The concept of a babymoon is not new, even if the term is. The term “babymoon” has been used to refer to close time between couples before the birth of their child, but generally speaking the term is reserved for those few weeks after birth.
All over the world, various cultures recognize the weeks immediately following birth to be an almost sacred time of rest and solitude for mother and baby. In some parts of the world, new mothers are pampered – fed special foods, given massages, and otherwise treated with care during the postpartum period. There is a reason why this global tradition is being upheld – there are many benefits. Here are some benefits from babymoons.
Your body has undergone a tremendous series of events. Pregnancy and childbirth, depending on the circumstances and health of the mother, can be draining at best and traumatic at worst. Your body needs time to heal physically, especially in the case of perineal tearing or a C-section. It also needs time to heal emotionally, as your body undergoes enormous hormonal shifts after birth and you adjust to the new routine of baby care.

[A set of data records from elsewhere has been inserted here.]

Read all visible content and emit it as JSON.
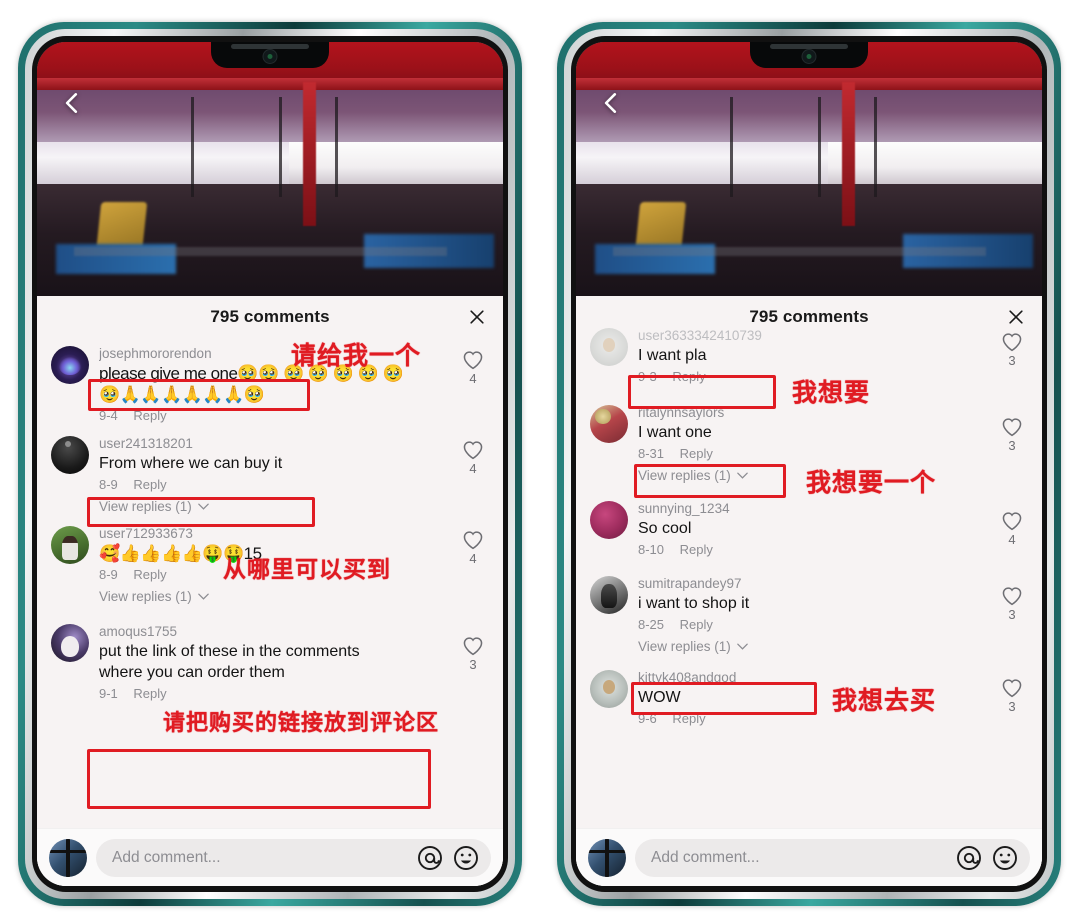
{
  "app": {
    "sheet_title": "795 comments",
    "composer_placeholder": "Add comment...",
    "reply_label": "Reply",
    "view_replies_label": "View replies (1)",
    "close_icon": "close-icon",
    "back_icon": "back-chevron-icon",
    "mention_icon": "at-mention-icon",
    "emoji_icon": "emoji-smiley-icon",
    "heart_icon": "heart-outline-icon"
  },
  "colors": {
    "annotation_red": "#e01b22",
    "phone_frame_teal": "#2b8a85",
    "sheet_bg": "#f7f3f3",
    "text_primary": "#131313",
    "text_muted": "#8d8d92"
  },
  "left_phone": {
    "comments": [
      {
        "user": "josephmororendon",
        "text": "please give me one🥹🥹 🥹 🥹 🥹 🥹 🥹",
        "text2": "🥹🙏🙏🙏🙏🙏🙏🥹",
        "date": "9-4",
        "likes": "4",
        "has_replies": false
      },
      {
        "user": "user241318201",
        "text": "From where we can buy it",
        "text2": "",
        "date": "8-9",
        "likes": "4",
        "has_replies": true
      },
      {
        "user": "user712933673",
        "text": "🥰👍👍👍👍🤑🤑15",
        "text2": "",
        "date": "8-9",
        "likes": "4",
        "has_replies": true
      },
      {
        "user": "amoqus1755",
        "text": "put the link of these in the comments",
        "text2": "where you can order them",
        "date": "9-1",
        "likes": "3",
        "has_replies": false
      }
    ],
    "annotations": [
      {
        "cn": "请给我一个"
      },
      {
        "cn": "从哪里可以买到"
      },
      {
        "cn": "请把购买的链接放到评论区"
      }
    ]
  },
  "right_phone": {
    "comments": [
      {
        "user": "user3633342410739",
        "text": "I want pla",
        "text2": "",
        "date": "9-3",
        "likes": "3",
        "has_replies": false,
        "cut_off": true
      },
      {
        "user": "ritalynnsaylors",
        "text": "I want one",
        "text2": "",
        "date": "8-31",
        "likes": "3",
        "has_replies": true
      },
      {
        "user": "sunnying_1234",
        "text": "So cool",
        "text2": "",
        "date": "8-10",
        "likes": "4",
        "has_replies": false
      },
      {
        "user": "sumitrapandey97",
        "text": "i want to shop it",
        "text2": "",
        "date": "8-25",
        "likes": "3",
        "has_replies": true
      },
      {
        "user": "kittyk408andgod",
        "text": "WOW",
        "text2": "",
        "date": "9-6",
        "likes": "3",
        "has_replies": false
      }
    ],
    "annotations": [
      {
        "cn": "我想要"
      },
      {
        "cn": "我想要一个"
      },
      {
        "cn": "我想去买"
      }
    ]
  }
}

Western cultures tend to discourage mother-infant bonding. Mothers talk about how little their child needs them and how well he or she goes with a caregiver. But the importance of close bonding should not be diminished. During the babymoon, mother and baby should have lots of skin-to-skin contact and interaction. The close bond that is formed will build a foundation of security that will last for the rest of the baby’s life.
An old midwife recommendation was for a new mother not to leave the house for six weeks. More and more we are discovering the wisdom of that caution. During the first six weeks of life, a baby’s immune system is still developing. It’s a germy world out there, and while exposure does help build immunity, the immune system must be ready before exposure can have any beneficial effect.
The health benefits of breastfeeding are too numerous to list here, but suffice to say that babymoons encourage the breastfeeding relationship. Mother and baby have time to bond and learn the sometimes challenging art of breastfeeding without the rush of trying to get back to the old routine right away, hence a babymoon!.